A obra de plantar uma igreja só se completa de fato quando a nova comunidade possui seu próprio corpo de presbíteros maduros, e não quando um único homem permanece carregando sozinho toda a responsabilidade por anos seguidos. No Novo Testamento, pastor, presbítero e bispo designam o mesmo ofício ministerial, que pode ser exercido tanto em dedicação integral quanto em serviço leigo dentro da congregação. Nesse ministério, o caráter vem antes do carisma pessoal: irrepreensibilidade, equilíbrio emocional e mansidão têm, segundo o critério bíblico, mais peso do que talento natural ou impressionante capacidade administrativa. Paulo orientou Tito a constituir presbíteros em cada cidade, homens irrepreensíveis, maridos de uma só mulher e com filhos crentes, não acusados de dissolução (Tt 1.5-6). Trata-se de um padrão exigente, que protege tanto a igreja quanto o próprio líder escolhido.
Dentro desse perfil bíblico, a gentileza não é uma forma disfarçada de fraqueza, mas uma expressão de força genuína submetida ao governo do Espírito Santo, à semelhança do caráter de Cristo revelado nos Evangelhos.

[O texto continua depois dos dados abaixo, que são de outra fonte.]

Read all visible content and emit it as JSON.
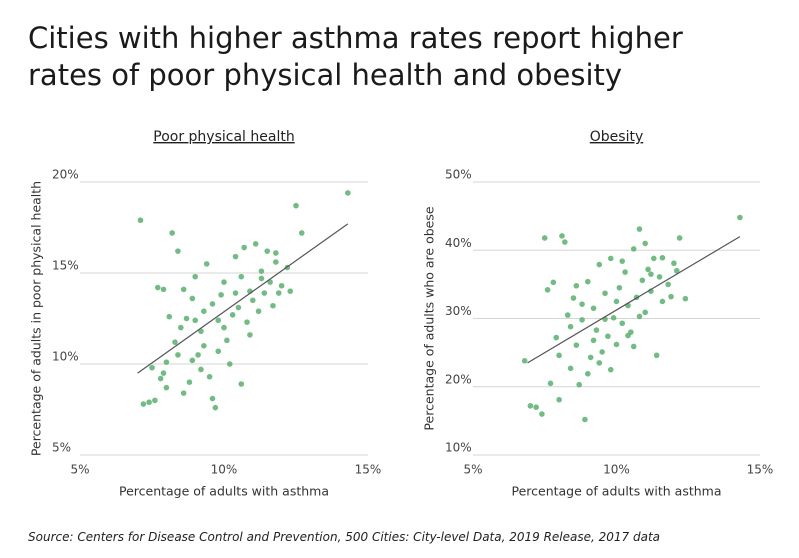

O presbítero não é um administrador distante, que toma decisões de gabinete sem contato real com as pessoas. É um pastor presente, que caminha entre o povo e cuida pessoalmente das almas que Deus lhe confiou.
A formação de líderes deve estar no centro dessa obra desde o primeiro dia da plantação. Ela nunca pode ser deixada para um futuro supostamente mais tranquilo, quando haverá mais tempo disponível. A liderança nasce do discipulado fiel e constante. Cada convertido é também um potencial multiplicador, capaz de formar outros no futuro. Líderes reais são formados na prática cotidiana da vida da igreja, por meio da convivência próxima e da imitação, e não apenas pela instrução formal transmitida em uma sala de aula. Como o ferro com o ferro se afia, assim o homem afia o seu amigo (Pv 27.17). Esse princípio de formação mútua é algo que nenhuma sala de aula, por si só, consegue substituir plenamente.
Sucesso sem um sucessor preparado é, na prática, fracasso disfarçado. O plantador maduro começa a preparar sua própria saída desde os primeiros anos de trabalho, e não apenas quando já está cansado ou próximo da aposentadoria. A maior realização de um plantador não é tornar-se insubstituível para sempre, mas ver a igreja perseverar com solidez depois de sua partida, sustentada por líderes locais bem formados.
Avalie se a liderança da sua igreja depende excessivamente de um único homem ou se já existe, ou está em formação real, uma pluralidade genuína de presbíteros maduros. Ao considerar possíveis futuros presbíteros, examine primeiro o caráter: família, relacionamentos e conduta cotidiana, antes mesmo de avaliar talentos específicos ou habilidades impressionantes. E pergunte a si mesmo com honestidade: se você precisasse sair amanhã, quem já estaria preparado para continuar aquilo que você começou? Comece agora a investir tempo real na formação dessas pessoas.